O Globo, n. 32.292, 04/01/2022. Brasil, p. 5

Idas do presidente ao Nordeste triplicam desde 2019
Guilherme Caetano


As férias de Jair Bolsonaro em Santa Catarina, num momento em que a Bahia demandava atenção em razão da tragédia causada por chuvas torrenciais, vão na contramão dos acenos dados pelo presidente ao Nordeste ao longo de 2021. Em seu terceiro ano de mandato, o presidente triplicou o número de discursos em terras nordestinas em comparação a 2019: 21 ocasiões ante sete. Cientistas políticos, no entanto, consideram o número insuficiente diante da imagem calcificada de “desdém” do presidente em relação à região.

O levantamento do GLOBO, com informações do Palácio do Planalto, contabiliza viagens com discursos oficiais, feitos, por exemplo, em cerimônias de inauguração de obras, de posse, solenidades militares, eventos empresariais e formaturas. Discursos no Distrito Federal e fora do país foram desconsiderados.

Além de 25 mortos e centenas de feridos, as enchentes na Bahia no mês passado deixaram milhares de pessoas desabrigadas e 153 cidades em estado de emergência.

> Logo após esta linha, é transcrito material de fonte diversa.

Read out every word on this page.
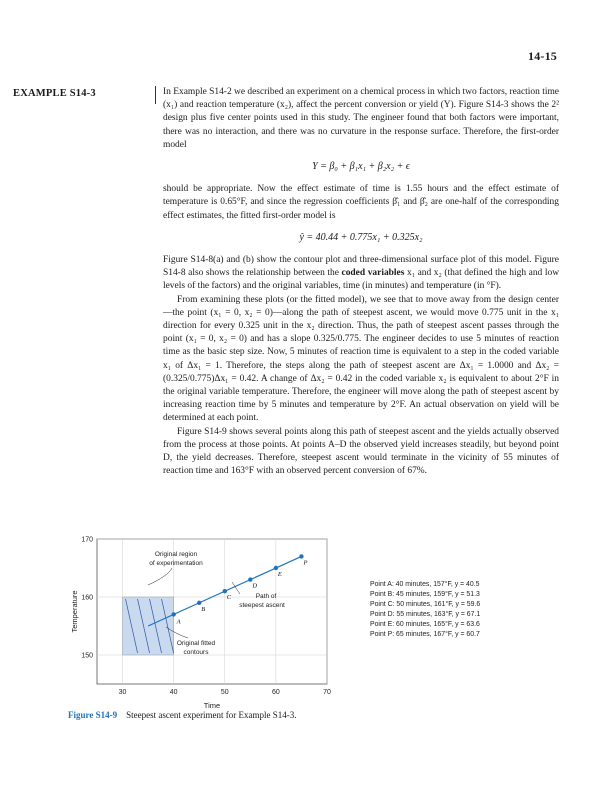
14-15
EXAMPLE S14-3	In Example S14-2 we described an experiment on a chemical process in which two factors, reaction time (x₁) and reaction temperature (x₂), affect the percent conversion or yield (Y). Figure S14-3 shows the 2² design plus five center points used in this study. The engineer found that both factors were important, there was no interaction, and there was no curvature in the response surface. Therefore, the first-order model

Y = β₀ + β₁x₁ + β₂x₂ + ϵ

should be appropriate. Now the effect estimate of time is 1.55 hours and the effect estimate of temperature is 0.65°F, and since the regression coefficients β̂₁ and β̂₂ are one-half of the corresponding effect estimates, the fitted first-order model is

ŷ = 40.44 + 0.775x₁ + 0.325x₂

Figure S14-8(a) and (b) show the contour plot and three-dimensional surface plot of this model. Figure S14-8 also shows the relationship between the coded variables x₁ and x₂ (that defined the high and low levels of the factors) and the original variables, time (in minutes) and temperature (in °F).

From examining these plots (or the fitted model), we see that to move away from the design center—the point (x₁ = 0, x₂ = 0)—along the path of steepest ascent, we would move 0.775 unit in the x₁ direction for every 0.325 unit in the x₂ direction. Thus, the path of steepest ascent passes through the point (x₁ = 0, x₂ = 0) and has a slope 0.325/0.775. The engineer decides to use 5 minutes of reaction time as the basic step size. Now, 5 minutes of reaction time is equivalent to a step in the coded variable x₁ of Δx₁ = 1. Therefore, the steps along the path of steepest ascent are Δx₁ = 1.0000 and Δx₂ = (0.325/0.775)Δx₁ = 0.42. A change of Δx₂ = 0.42 in the coded variable x₂ is equivalent to about 2°F in the original variable temperature. Therefore, the engineer will move along the path of steepest ascent by increasing reaction time by 5 minutes and temperature by 2°F. An actual observation on yield will be determined at each point.

Figure S14-9 shows several points along this path of steepest ascent and the yields actually observed from the process at those points. At points A–D the observed yield increases steadily, but beyond point D, the yield decreases. Therefore, steepest ascent would terminate in the vicinity of 55 minutes of reaction time and 163°F with an observed percent conversion of 67%.

30	40	50	60	70
150
160
170
Time
Temperature	A
B
C
D
E
P
Original region
of experimentation
Path of
steepest ascent
Original fitted
contours
Point A: 40 minutes, 157°F, y = 40.5
Point B: 45 minutes, 159°F, y = 51.3
Point C: 50 minutes, 161°F, y = 59.6
Point D: 55 minutes, 163°F, y = 67.1
Point E: 60 minutes, 165°F, y = 63.6
Point P: 65 minutes, 167°F, y = 60.7
Figure S14-9 Steepest ascent experiment for Example S14-3.
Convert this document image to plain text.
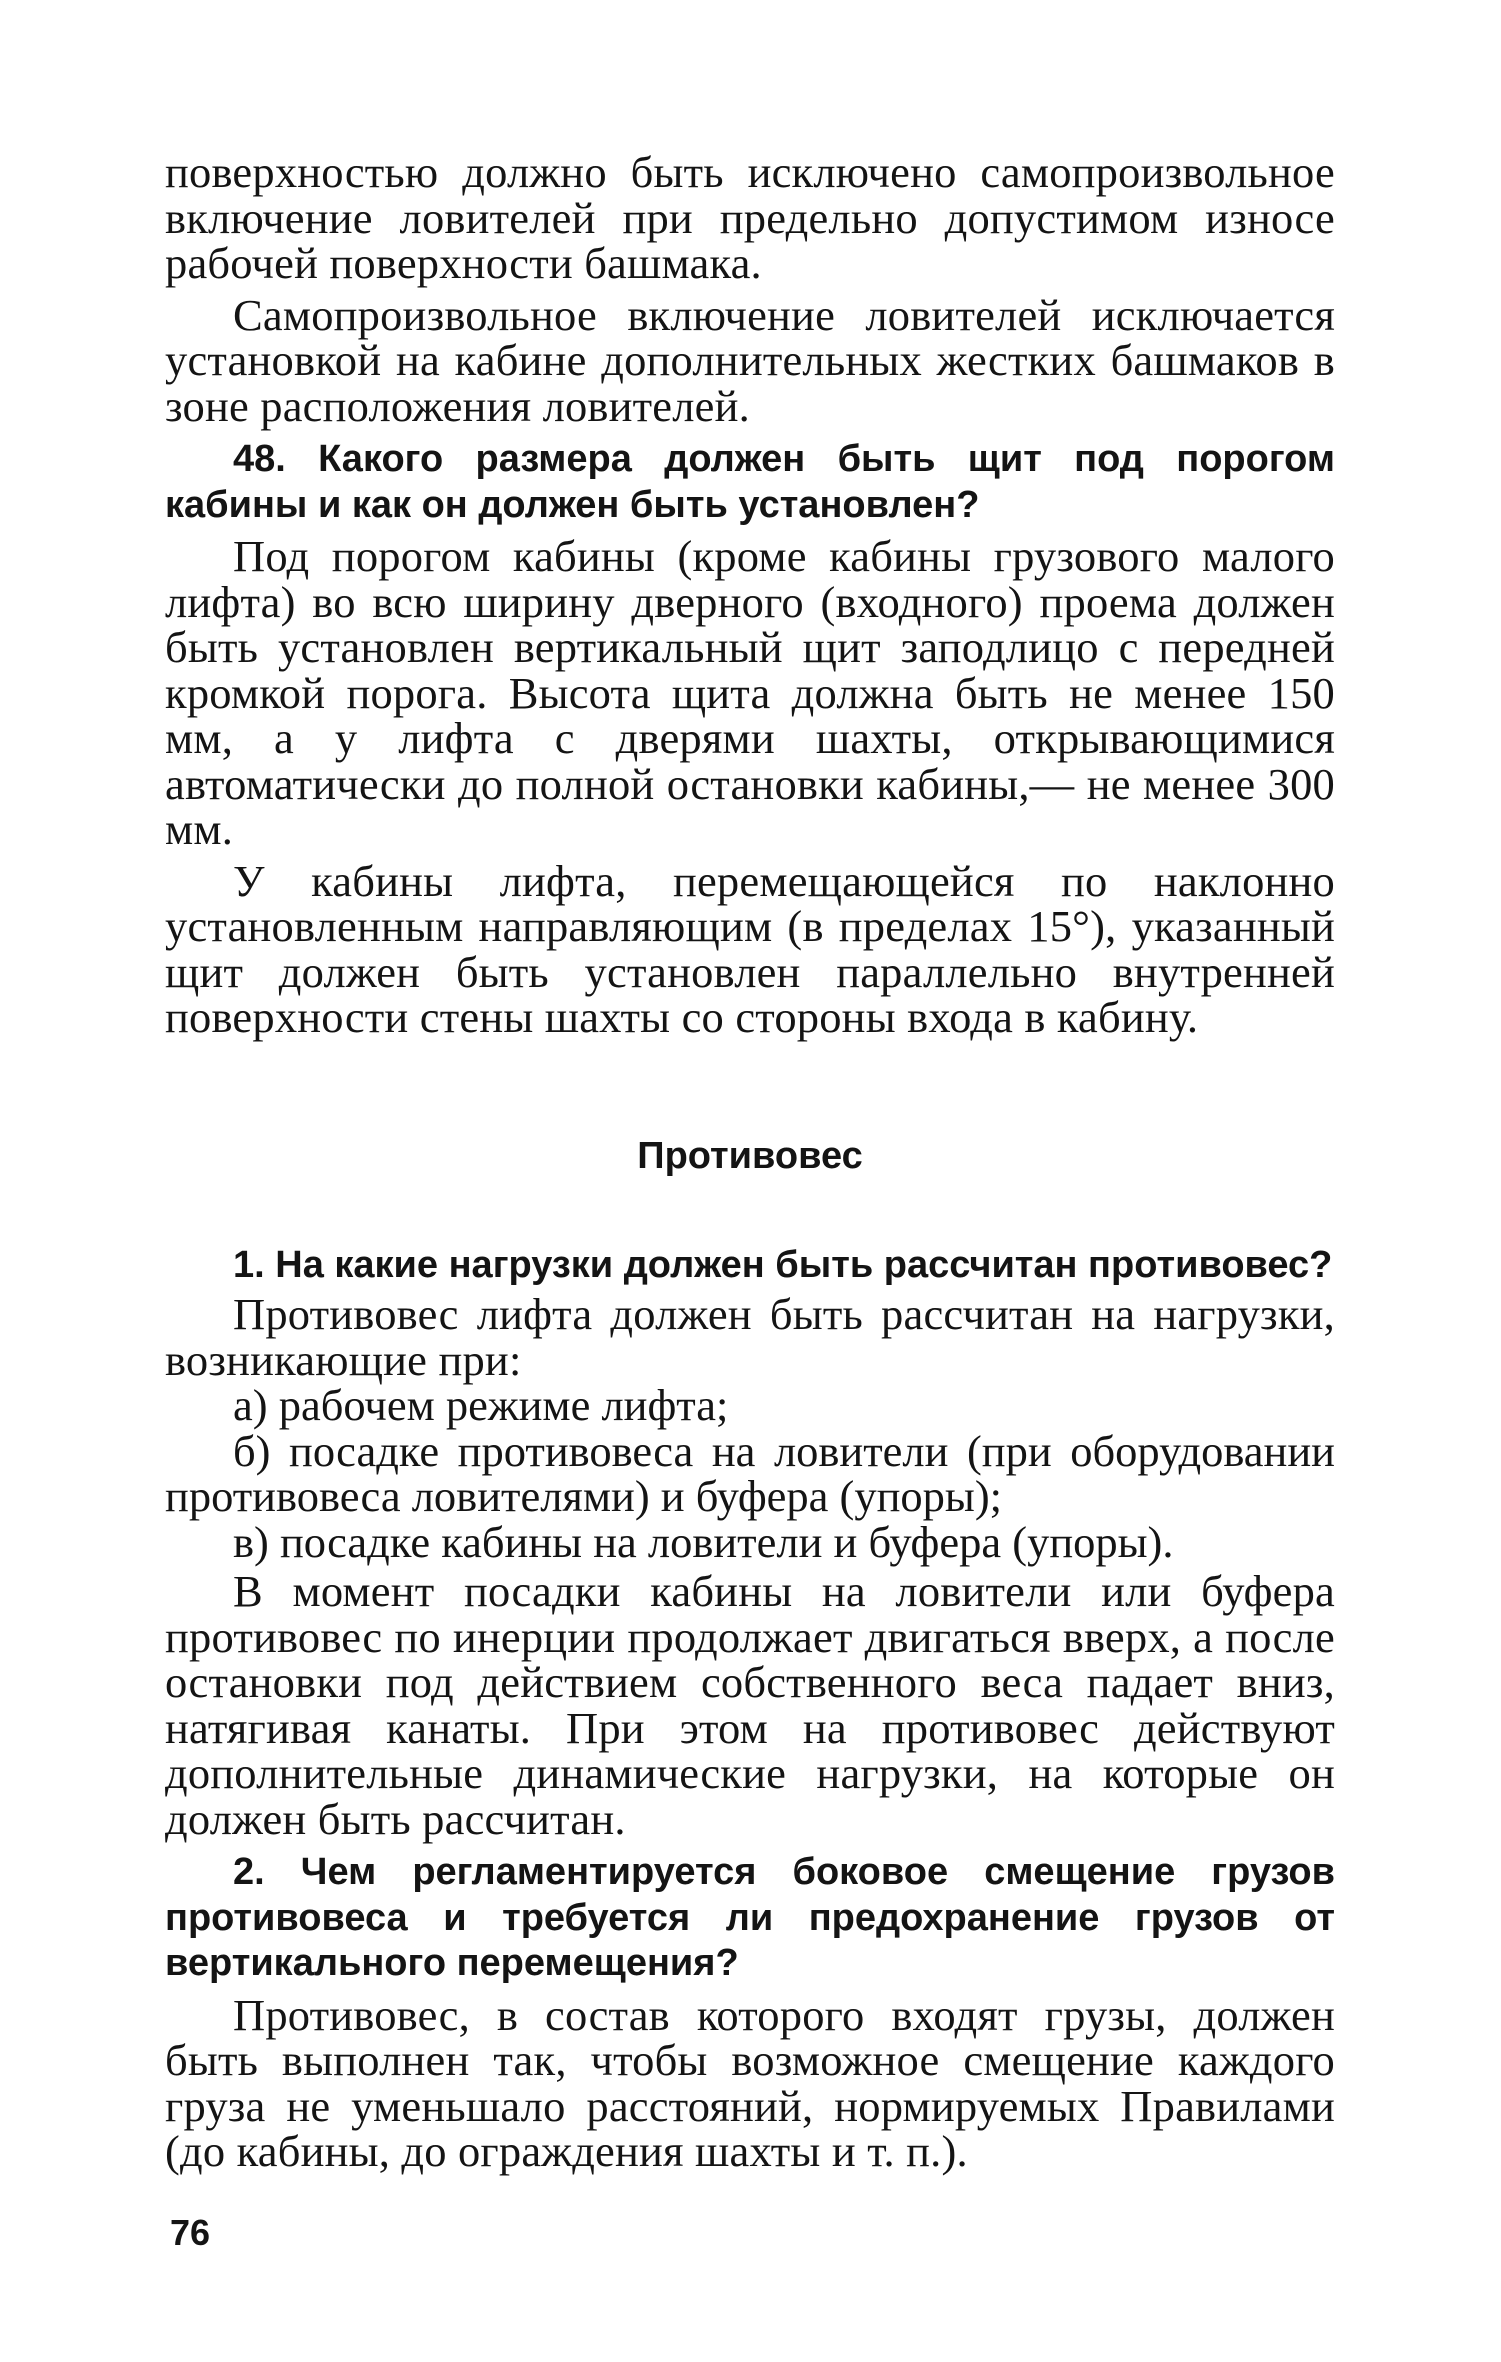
поверхностью должно быть исключено самопроизвольное включение ловителей при предельно допустимом износе рабочей поверхности башмака.

Самопроизвольное включение ловителей исключается установкой на кабине дополнительных жестких башмаков в зоне расположения ловителей.

48. Какого размера должен быть щит под порогом кабины и как он должен быть установлен?

Под порогом кабины (кроме кабины грузового малого лифта) во всю ширину дверного (входного) проема должен быть установлен вертикальный щит заподлицо с передней кромкой порога. Высота щита должна быть не менее 150 мм, а у лифта с дверями шахты, открывающимися автоматически до полной остановки кабины,— не менее 300 мм.

У кабины лифта, перемещающейся по наклонно установленным направляющим (в пределах 15°), указанный щит должен быть установлен параллельно внутренней поверхности стены шахты со стороны входа в кабину.

Противовес

1. На какие нагрузки должен быть рассчитан противовес?

Противовес лифта должен быть рассчитан на нагрузки, возникающие при:

а) рабочем режиме лифта;

б) посадке противовеса на ловители (при оборудовании противовеса ловителями) и буфера (упоры);

в) посадке кабины на ловители и буфера (упоры).

В момент посадки кабины на ловители или буфера противовес по инерции продолжает двигаться вверх, а после остановки под действием собственного веса падает вниз, натягивая канаты. При этом на противовес действуют дополнительные динамические нагрузки, на которые он должен быть рассчитан.

2. Чем регламентируется боковое смещение грузов противовеса и требуется ли предохранение грузов от вертикального перемещения?

Противовес, в состав которого входят грузы, должен быть выполнен так, чтобы возможное смещение каждого груза не уменьшало расстояний, нормируемых Правилами (до кабины, до ограждения шахты и т. п.).

76
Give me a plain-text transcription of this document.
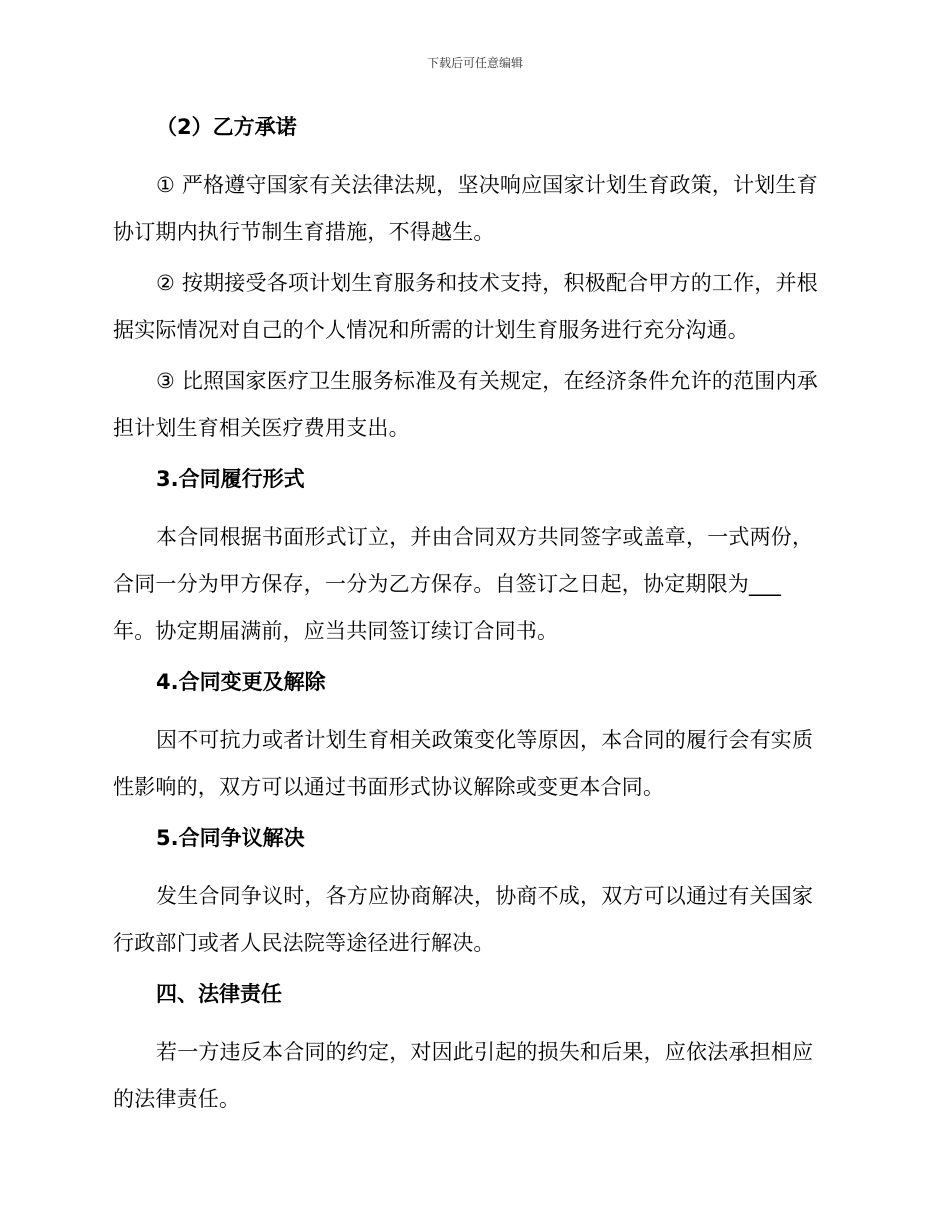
下载后可任意编辑
（2）乙方承诺
① 严格遵守国家有关法律法规，坚决响应国家计划生育政策，计划生育
协订期内执行节制生育措施，不得越生。
② 按期接受各项计划生育服务和技术支持，积极配合甲方的工作，并根
据实际情况对自己的个人情况和所需的计划生育服务进行充分沟通。
③ 比照国家医疗卫生服务标准及有关规定，在经济条件允许的范围内承
担计划生育相关医疗费用支出。
3.合同履行形式
本合同根据书面形式订立，并由合同双方共同签字或盖章，一式两份，
合同一分为甲方保存，一分为乙方保存。自签订之日起，协定期限为___
年。协定期届满前，应当共同签订续订合同书。
4.合同变更及解除
因不可抗力或者计划生育相关政策变化等原因，本合同的履行会有实质
性影响的，双方可以通过书面形式协议解除或变更本合同。
5.合同争议解决
发生合同争议时，各方应协商解决，协商不成，双方可以通过有关国家
行政部门或者人民法院等途径进行解决。
四、法律责任
若一方违反本合同的约定，对因此引起的损失和后果，应依法承担相应
的法律责任。
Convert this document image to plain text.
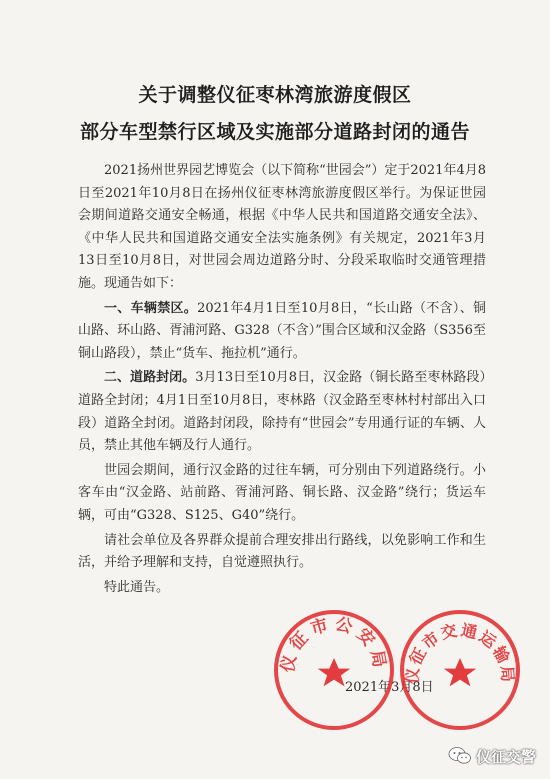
关于调整仪征枣林湾旅游度假区
部分车型禁行区域及实施部分道路封闭的通告

2021扬州世界园艺博览会（以下简称“世园会”）定于2021年4月8日至2021年10月8日在扬州仪征枣林湾旅游度假区举行。为保证世园会期间道路交通安全畅通，根据《中华人民共和国道路交通安全法》、《中华人民共和国道路交通安全法实施条例》有关规定，2021年3月13日至10月8日，对世园会周边道路分时、分段采取临时交通管理措施。现通告如下：

一、车辆禁区。2021年4月1日至10月8日，“长山路（不含）、铜山路、环山路、胥浦河路、G328（不含）”围合区域和汉金路（S356至铜山路段），禁止“货车、拖拉机”通行。

二、道路封闭。3月13日至10月8日，汉金路（铜长路至枣林路段）道路全封闭；4月1日至10月8日，枣林路（汉金路至枣林村村部出入口段）道路全封闭。道路封闭段，除持有“世园会”专用通行证的车辆、人员，禁止其他车辆及行人通行。

世园会期间，通行汉金路的过往车辆，可分别由下列道路绕行。小客车由“汉金路、站前路、胥浦河路、铜长路、汉金路”绕行；货运车辆，可由“G328、S125、G40”绕行。

请社会单位及各界群众提前合理安排出行路线，以免影响工作和生活，并给予理解和支持，自觉遵照执行。

特此通告。

2021年3月8日
仪征市公安局
仪征市交通运输局
仪征交警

O governo federal, entretanto, recusou ajuda humanitária oferecida pela Argentina ao estado, e Bolsonaro chegou a afirmar ao site ND Mais, de Santa Catarina, que esperava “não ter que retornar” de sua folga antes do previsto.

Carlos Melo, professor do Insper, afirma ser difícil explicar as razões pelas quais Bolsonaro preferiu não ir à Bahia no ápice da crise, mesmo sofrendo pressões de aliados, mas relaciona a postura ao fato de o estado ser governado por um quadro do PT, Rui Costa.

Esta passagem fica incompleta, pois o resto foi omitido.